To answer your question in a more general term, it is possible to use machine learning and predict h-steps-ahead forecasts. The tricky part is that you have to reshape your data into a matrix in which you have, for each observation the actual value of the observation and past values of the time series for a defined range. You will need to define manually what is the range of data that appear relevant to predict your time series, in fact, as you would parameter an ARIMA model. The width/horizon of the matrix is critical to predict correctly the next value taken by your matrix. If your horizon is restricted, you might miss seasonality effects.
Once you have done that, to predict h-steps-ahead, you will need to predict the first next value based on your last observation. You will then have to store the prediction as an "actual value", which will be used to predict the second next value through a time shifting, just like an ARIMA model. You will have to iterate the process h times to get your h-steps-ahead. Each iteration will rely on the previous prediction.
An example using R code would be the following one.
library(forecast)
library(randomForest)
# create a daily pattern with random variations
myts <- ts(rep(c(5,6,7,8,11,13,14,15,16,15,14,17,13,12,15,13,12,12,11,10,9,8,7,6), 10)*runif(120,0.8,1.2), freq = 24)
myts_forecast <- forecast(myts, h = 24) # predict the time-series using ets + stl techniques
pred1 <- c(myts, myts_forecast1$mean) # store the prediction
# transform these observations into a matrix with the last 24 past values
idx <- c(1:24)
designmat <- data.frame(lapply(idx, function(x) myts[x:(215+x)])) # create a design matrix
colnames(designmat) <- c(paste0("x_",as.character(c(1:23))),"y")
# create a random forest model and predict iteratively each value
rfModel <- randomForest(y ~., designmat)
for (i in 1:24){
designvec <- data.frame(c(designmat[nrow(designmat), 2:24], 0))
colnames(designvec) <- colnames(designmat)
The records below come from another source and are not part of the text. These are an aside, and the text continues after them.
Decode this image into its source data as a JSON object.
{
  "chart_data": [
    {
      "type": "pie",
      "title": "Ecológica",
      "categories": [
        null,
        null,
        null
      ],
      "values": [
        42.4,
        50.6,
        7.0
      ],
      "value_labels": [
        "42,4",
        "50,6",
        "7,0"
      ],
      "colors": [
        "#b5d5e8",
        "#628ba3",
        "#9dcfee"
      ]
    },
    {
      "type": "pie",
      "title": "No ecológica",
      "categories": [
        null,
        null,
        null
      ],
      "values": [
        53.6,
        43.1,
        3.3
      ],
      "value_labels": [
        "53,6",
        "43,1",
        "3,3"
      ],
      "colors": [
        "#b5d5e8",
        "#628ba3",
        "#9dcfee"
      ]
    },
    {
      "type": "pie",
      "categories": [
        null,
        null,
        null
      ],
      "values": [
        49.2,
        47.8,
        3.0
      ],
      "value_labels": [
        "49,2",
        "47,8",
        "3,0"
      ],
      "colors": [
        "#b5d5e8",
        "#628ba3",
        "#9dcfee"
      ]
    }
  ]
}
designvec$y <- predict(rfModel, designvec)
designmat <- rbind(designmat, designvec)
}
pred2 <- designmat$y
#plot to compare predictions
plot(pred1, type = "l")
lines(y = pred2[216:240], x = c(240:264), col = 2)
Now obviously, there are no general rules as to determine whether a time-series model or a machine learning model are more efficient. Computational time may be higher for machine learning models, but on the other hand, you may include any type of additional features to predict your time-series using them (e.g. not just numerical or logical features). General advice would be to test both, and pick the most efficient model.